Lucky we live the mountains. Yes, Minnesota is a beautiful state, but the exurban chunk of it in which we lived and the areas in which I usually traveled, south toward Minneapolis, only occasionally reflected the wonder of the northern part of the state. There was the Mississippi, the lakes in the city, the green belt of parks. There was little Round Lake on Round Lake Blvd. That was about it. The rest of it, the beautiful part, including northern Anoka County with its high water table, marshy and wooded terrain, had to be sought out by driving.

Here the 3 mile drive home from highway 73 up Black Mountain Drive winds past a valley filled with grass and pine on the south side of which rises Conifer Mountain. To the north Shadow Mountain gradually pulls the road higher and higher, rocks jutting out, ponderosa and aspen dot the slopes and mule deer sometimes browse. Each morning when I go to the mailbox to retrieve the Denver Post Black Mountain is on my right, guarding the west and the eventual sunset.
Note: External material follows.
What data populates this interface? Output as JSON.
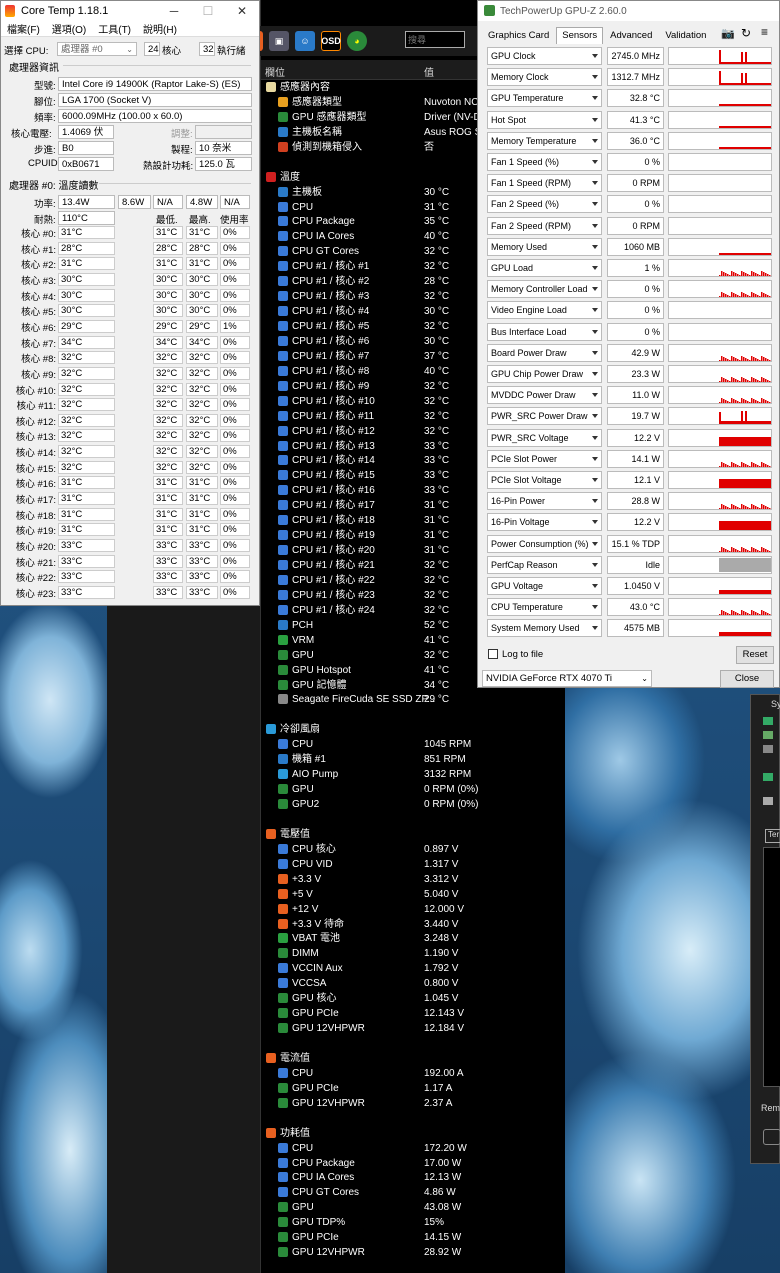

Anytime we leave home, whether to go into Evergreen for our business meeting or into Denver to see the grandkids or south toward Littleton for medical care mountains and valleys, canyons and gulches grace the roadways. Small mountain streams run next to the roadways, swift and right now, often violent. Walls of sheer rock alternate with wooded mountainsides. Always the journey is up or down until we get past the foothills onto the beginning of the great plains where the Denver metroplex takes over.

This was my thought while driving home from the doctor yesterday. How short is a human life span. Not even a tick of the second hand to this rock. These mountains have been here for millions of years longer than the human species itself has existed. They will probably be here millions of years after we’re gone. What is one lifetime? What is a few years here or there? Compared to these. This was a comforting thought.